Returns: Absolute activation.
activateSerializedNetwork
activateSerializedNetwork(
inputValues: number[],
activationValues: number[],
stateValues: number[],
serializedNetwork: number[],
activationFunctions: ActivationFn[],
): number[]
Activates a serialized network and produces outputs.
Parameters:
inputValues- - Inputs to feed into the network.activationValues- - Mutable activation register shared across runs.stateValues- - Mutable state register shared across runs.serializedNetwork- - Flat encoded network data.activationFunctions- - Ordered activation functions.
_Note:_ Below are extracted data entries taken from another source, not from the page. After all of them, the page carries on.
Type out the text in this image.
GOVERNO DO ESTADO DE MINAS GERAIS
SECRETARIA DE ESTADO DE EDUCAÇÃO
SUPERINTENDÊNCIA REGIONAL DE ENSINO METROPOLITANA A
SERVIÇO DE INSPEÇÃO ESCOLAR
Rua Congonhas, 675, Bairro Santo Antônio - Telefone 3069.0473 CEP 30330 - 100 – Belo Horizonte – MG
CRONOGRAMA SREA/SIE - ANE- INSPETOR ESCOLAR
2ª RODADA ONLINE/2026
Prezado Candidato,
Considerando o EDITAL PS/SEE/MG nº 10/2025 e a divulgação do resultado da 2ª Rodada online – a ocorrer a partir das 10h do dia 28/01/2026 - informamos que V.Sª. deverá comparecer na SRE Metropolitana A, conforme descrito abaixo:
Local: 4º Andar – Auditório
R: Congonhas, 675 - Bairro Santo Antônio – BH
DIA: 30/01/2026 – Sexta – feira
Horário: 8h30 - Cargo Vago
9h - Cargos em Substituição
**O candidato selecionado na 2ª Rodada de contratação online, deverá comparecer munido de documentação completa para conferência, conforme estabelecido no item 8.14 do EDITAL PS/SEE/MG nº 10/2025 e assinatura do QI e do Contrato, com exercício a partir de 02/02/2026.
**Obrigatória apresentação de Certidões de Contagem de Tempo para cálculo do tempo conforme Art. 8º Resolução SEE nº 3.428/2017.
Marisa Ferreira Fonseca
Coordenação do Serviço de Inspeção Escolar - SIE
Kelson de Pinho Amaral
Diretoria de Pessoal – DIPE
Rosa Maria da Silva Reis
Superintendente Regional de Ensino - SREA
Returns: Activated outputs.
ACTIVATION_FUNCTIONS
Returns: Activation functions ordered for serialization compatibility.
bentIdentityActivation
bentIdentityActivation(
value: number,
): number
Parameters:
value- - Input value.
Returns: Bent identity activation.
bipolarActivation
bipolarActivation(
value: number,
): number
Parameters:
value- - Input value.
Returns: Bipolar activation.
bipolarSigmoidActivation
bipolarSigmoidActivation(
value: number,
): number
Parameters:
value- - Input value.
Returns: Bipolar sigmoid activation.
deserializeDataSet
deserializeDataSet(
serializedSet: number[],
): SerializedSample[]
Deserializes a dataset from its flat representation.
Parameters:
serializedSet- - Flat serialized dataset array.
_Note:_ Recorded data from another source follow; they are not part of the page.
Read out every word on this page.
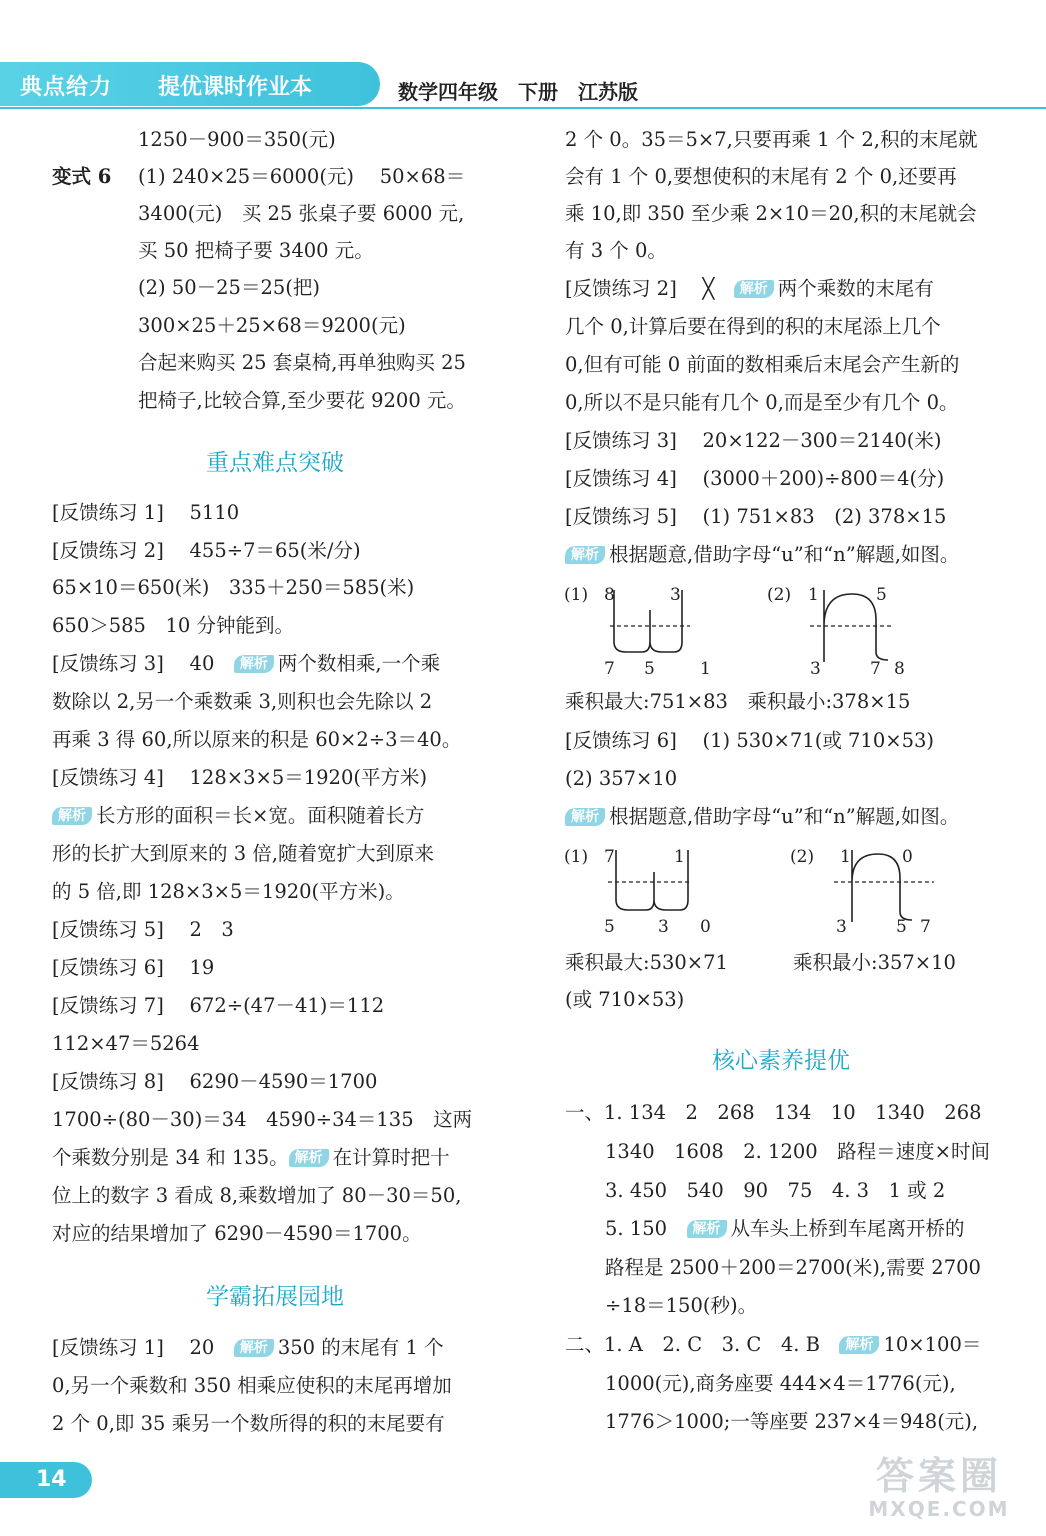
典点给力 提优课时作业本	数学四年级　下册　江苏版
1250－900＝350(元)
变式 6 (1) 240×25＝6000(元)　 50×68＝
3400(元)　买 25 张桌子要 6000 元,
买 50 把椅子要 3400 元。
(2) 50－25＝25(把)
300×25＋25×68＝9200(元)
合起来购买 25 套桌椅,再单独购买 25
把椅子,比较合算,至少要花 9200 元。
重点难点突破
[反馈练习 1]　 5110
[反馈练习 2]　 455÷7＝65(米/分)
65×10＝650(米)　335＋250＝585(米)
650＞585　10 分钟能到。
[反馈练习 3]　 40　 解析 两个数相乘,一个乘
数除以 2,另一个乘数乘 3,则积也会先除以 2
再乘 3 得 60,所以原来的积是 60×2÷3＝40。
[反馈练习 4]　 128×3×5＝1920(平方米)
解析 长方形的面积＝长×宽。面积随着长方
形的长扩大到原来的 3 倍,随着宽扩大到原来
的 5 倍,即 128×3×5＝1920(平方米)。
[反馈练习 5]　 2　3
[反馈练习 6]　 19
[反馈练习 7]　 672÷(47－41)＝112
112×47＝5264
[反馈练习 8]　 6290－4590＝1700
1700÷(80－30)＝34　4590÷34＝135　这两
个乘数分别是 34 和 135。 解析 在计算时把十
位上的数字 3 看成 8,乘数增加了 80－30＝50,
对应的结果增加了 6290－4590＝1700。
学霸拓展园地
[反馈练习 1]　 20　 解析 350 的末尾有 1 个
0,另一个乘数和 350 相乘应使积的末尾再增加
2 个 0,即 35 乘另一个数所得的积的末尾要有
2 个 0。35＝5×7,只要再乘 1 个 2,积的末尾就
会有 1 个 0,要想使积的末尾有 2 个 0,还要再
乘 10,即 350 至少乘 2×10＝20,积的末尾就会
有 3 个 0。
[反馈练习 2]　 ╳　 解析 两个乘数的末尾有
几个 0,计算后要在得到的积的末尾添上几个
0,但有可能 0 前面的数相乘后末尾会产生新的
0,所以不是只能有几个 0,而是至少有几个 0。
[反馈练习 3]　 20×122－300＝2140(米)
[反馈练习 4]　 (3000＋200)÷800＝4(分)
[反馈练习 5]　 (1) 751×83　(2) 378×15
解析 根据题意,借助字母“u”和“n”解题,如图。
(1) 8	3
7 5	1
(2) 1	5
3	7 8
乘积最大:751×83　乘积最小:378×15
[反馈练习 6]　 (1) 530×71(或 710×53)
(2) 357×10
解析 根据题意,借助字母“u”和“n”解题,如图。
(1) 7	1
5	3 0
(2) 1	0
3	5 7
乘积最大:530×71	乘积最小:357×10
(或 710×53)
核心素养提优
一、1. 134　2　268　134　10　1340　268
1340　1608　2. 1200　路程＝速度×时间
3. 450　540　90　75　4. 3　1 或 2
5. 150　 解析 从车头上桥到车尾离开桥的
路程是 2500＋200＝2700(米),需要 2700
÷18＝150(秒)。
二、1. A　2. C　3. C　4. B　 解析 10×100＝
1000(元),商务座要 444×4＝1776(元),
1776＞1000;一等座要 237×4＝948(元),
14	答案圈
MXQE.COM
Returns: Array of input/output sample pairs.
gaussianActivation
gaussianActivation(
value: number,
): number
Parameters:
value- - Input value.
Returns: Gaussian activation.
hardTanhActivation
hardTanhActivation(
value: number,
): number
Parameters:
value- - Input value.
Returns: Hard tanh activation.
identityActivation
identityActivation(
value: number,
): number
Parameters:
value- - Input value.
Returns: Identity activation.
inverseActivation
inverseActivation(
value: number,
): number
Parameters:
value- - Input value.
Returns: Inverse activation.
logisticActivation
logisticActivation(
value: number,
): number
Parameters:
value- - Input value.
Returns: Logistic activation.
reluActivation
reluActivation(
value: number,
): number
Parameters:
value- - Input value.
Returns: ReLU activation.
seluActivation
seluActivation(
value: number,
): number
Parameters:
value- - Input value.
Returns: SELU activation.
serializeDataSet
serializeDataSet(
dataSet: { input: number[]; output: number[]; }[],
): number[]
Serializes a dataset into a flat numeric array.
Parameters:
dataSet- - Collection of samples with input and output arrays.
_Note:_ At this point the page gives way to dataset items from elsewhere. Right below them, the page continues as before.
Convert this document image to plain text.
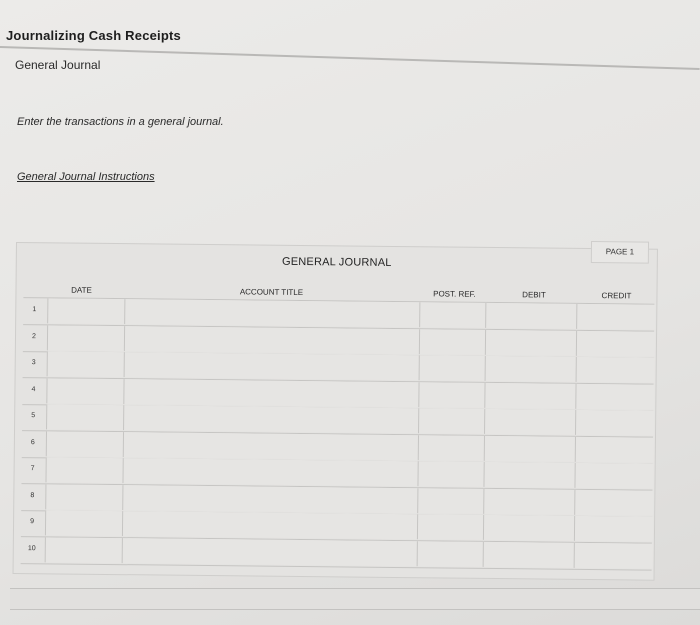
Journalizing Cash Receipts
General Journal
Enter the transactions in a general journal.
General Journal Instructions
PAGE 1
GENERAL JOURNAL
DATE	ACCOUNT TITLE	POST. REF.	DEBIT	CREDIT
1
2
3
4
5
6
7
8
9
10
Returns: Flat serialized representation [inputCount, outputCount, ...samples].
sinusoidActivation
sinusoidActivation(
value: number,
): number
Parameters:
value- - Input value.
Returns: Sinusoid activation.
softplusActivation
softplusActivation(
value: number,
): number
Parameters:
value- - Input value.
Returns: Softplus activation.
softsignActivation
softsignActivation(
value: number,
): number
Parameters:
value- - Input value.
Returns: Softsign activation.
stepActivation
stepActivation(
value: number,
): number
Parameters:
value- - Input value.
Returns: Step activation.
tanhActivation
tanhActivation(
value: number,
): number
Parameters:
value- - Input value.
Returns: Hyperbolic tangent activation.
testSerializedSet
testSerializedSet(
serializedSampleSet: SerializedSample[],
costFunction: (expected: number[], actual: number[]) => number,
activationValues: number[],
stateValues: number[],
serializedNetwork: number[],
activationFunctions: ActivationFn[],
): number
Tests a serialized dataset using a cost function.
Parameters:
serializedSampleSet- - Serialized dataset samples.costFunction- - Cost function comparing expected and actual outputs.activationValues- - Mutable activation register.stateValues- - Mutable state register.serializedNetwork- - Serialized network data.activationFunctions- - Activation functions to apply.
Returns: Average cost or NaN when invalid input.